En tanto, el gobernador de la Región Metropolitana de Santiago de Chile, Claudio Orrego, indicó que en esa ciudad se concentra alrededor del 58 por ciento de los migrantes de Chile, equivalentes a 1.1 millones de personas, fenómeno que ha generado importantes desafíos para los gobiernos locales.
Sostuvo que la regularización migratoria, el acceso al empleo, la educación y la salud constituyen mecanismos que favorecen la integración y ayudan a disminuir la inseguridad y la xenofobia, por lo que llamó a evitar la estigmatización de las personas migrantes.
Ciudades buscan fortalecer cooperación internacional
En una segunda intervención, Clara Brugada afirmó que, aunque las políticas migratorias corresponden a los gobiernos nacionales, las ciudades son las que enfrentan de manera directa los efectos de la movilidad humana y pueden garantizar el acceso de las personas migrantes a servicios públicos básicos.
La jefa de Gobierno planteó impulsar una agenda común entre ciudades que contemple el fortalecimiento de albergues, mecanismos para facilitar el acceso al empleo mediante alianzas con el sector privado y la creación de un “pasaporte urbano de derechos”, con el objetivo de que las personas migrantes puedan acceder a salud, educación y oportunidades laborales en cualquiera de las ciudades participantes.
Del mismo modo, propuso integrar un Observatorio Internacional para documentar casos de discriminación y xenofobia y compartir experiencias sobre políticas públicas.

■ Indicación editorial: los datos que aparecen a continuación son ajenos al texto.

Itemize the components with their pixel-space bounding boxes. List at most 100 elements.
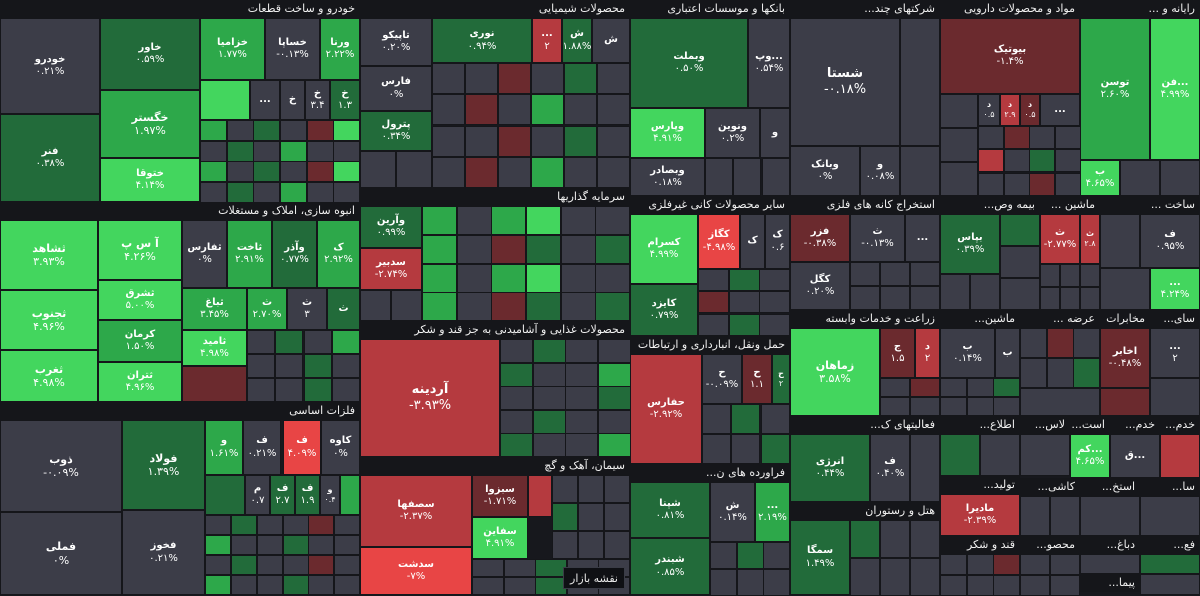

Los representantes de Montevideo, Santiago y Bogotá coincidieron en que las políticas migratorias deben sustentarse en evidencia y resultados medibles para contrarrestar los discursos que vinculan la migración con la inseguridad.
Consideraron que mostrar el impacto económico y social de la integración puede fortalecer el respaldo ciudadano a estas estrategias.

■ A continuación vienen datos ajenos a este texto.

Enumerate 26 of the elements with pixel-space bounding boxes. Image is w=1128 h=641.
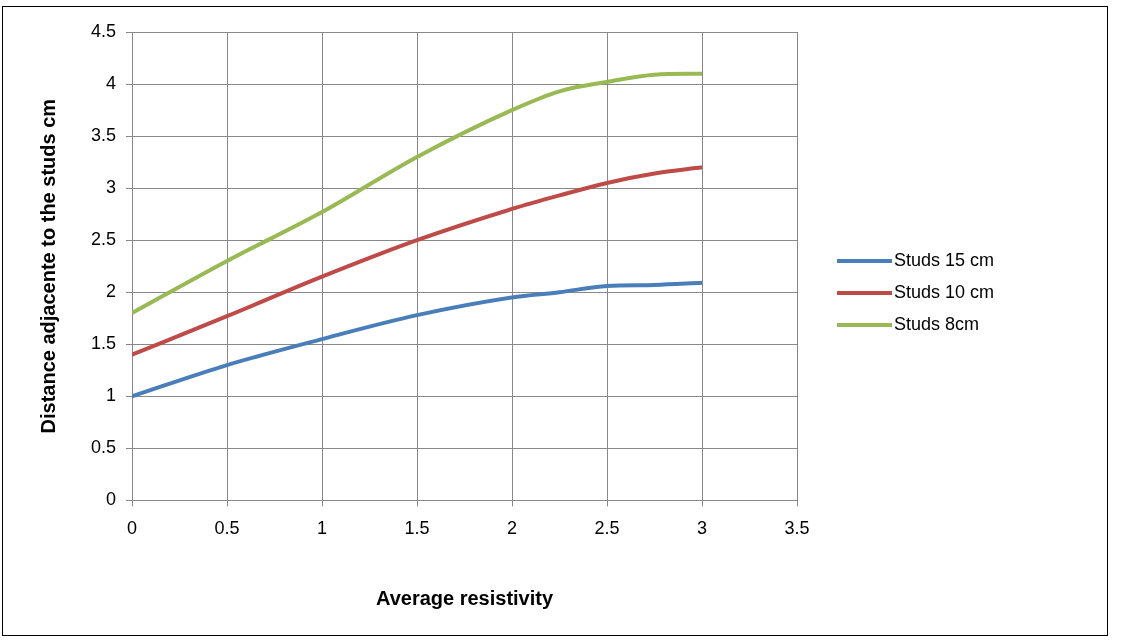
y-tick-label: 4 (106, 73, 117, 94)
y-tick-label: 2.5 (90, 229, 117, 250)
x-tick-label: 1.5 (404, 518, 430, 539)
y-tick-label: 0.5 (90, 437, 117, 458)
legend-label: Studs 10 cm (894, 281, 995, 302)
y-tick-label: 1.5 (90, 333, 117, 354)
x-tick-label: 2.5 (594, 518, 620, 539)
y-tick-label: 2 (106, 281, 117, 302)
x-tick-label: 3.5 (784, 518, 810, 539)
x-tick-label: 0.5 (214, 518, 240, 539)
y-tick-label: 3.5 (90, 125, 117, 146)
y-tick-label: 3 (106, 177, 117, 198)
x-axis-title: Average resistivity (375, 586, 554, 609)
x-tick-label: 0 (127, 518, 138, 539)
legend-label: Studs 15 cm (894, 249, 995, 270)
y-tick-label: 0 (106, 489, 117, 510)
y-tick-label: 1 (106, 385, 117, 406)
x-tick-label: 2 (507, 518, 518, 539)
y-axis-title: Distance adjacente to the studs cm (36, 98, 59, 434)
legend-label: Studs 8cm (894, 313, 980, 334)
x-tick-label: 3 (697, 518, 708, 539)
line-series (132, 280, 704, 399)
line-series (132, 165, 704, 357)
y-tick-label: 4.5 (90, 20, 117, 41)
x-tick-label: 1 (317, 518, 328, 539)
line-series (132, 71, 704, 316)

Por su parte, la alcaldesa de San Luis, Missouri, Cara Spencer, llamó a fortalecer la cooperación entre gobiernos locales, compartir buenas prácticas y difundir experiencias exitosas que permitan modificar la percepción pública sobre la migración y destacar su contribución al desarrollo de las comunidades.
El encuentro reunió a autoridades de doce ciudades del continente como parte de las actividades de la Coalición de Alcaldes de las Américas, iniciativa orientada a promover la colaboración entre gobiernos locales para enfrentar los retos derivados de la movilidad humana con un enfoque de dignidad, inclusión y respeto a los derechos humanos.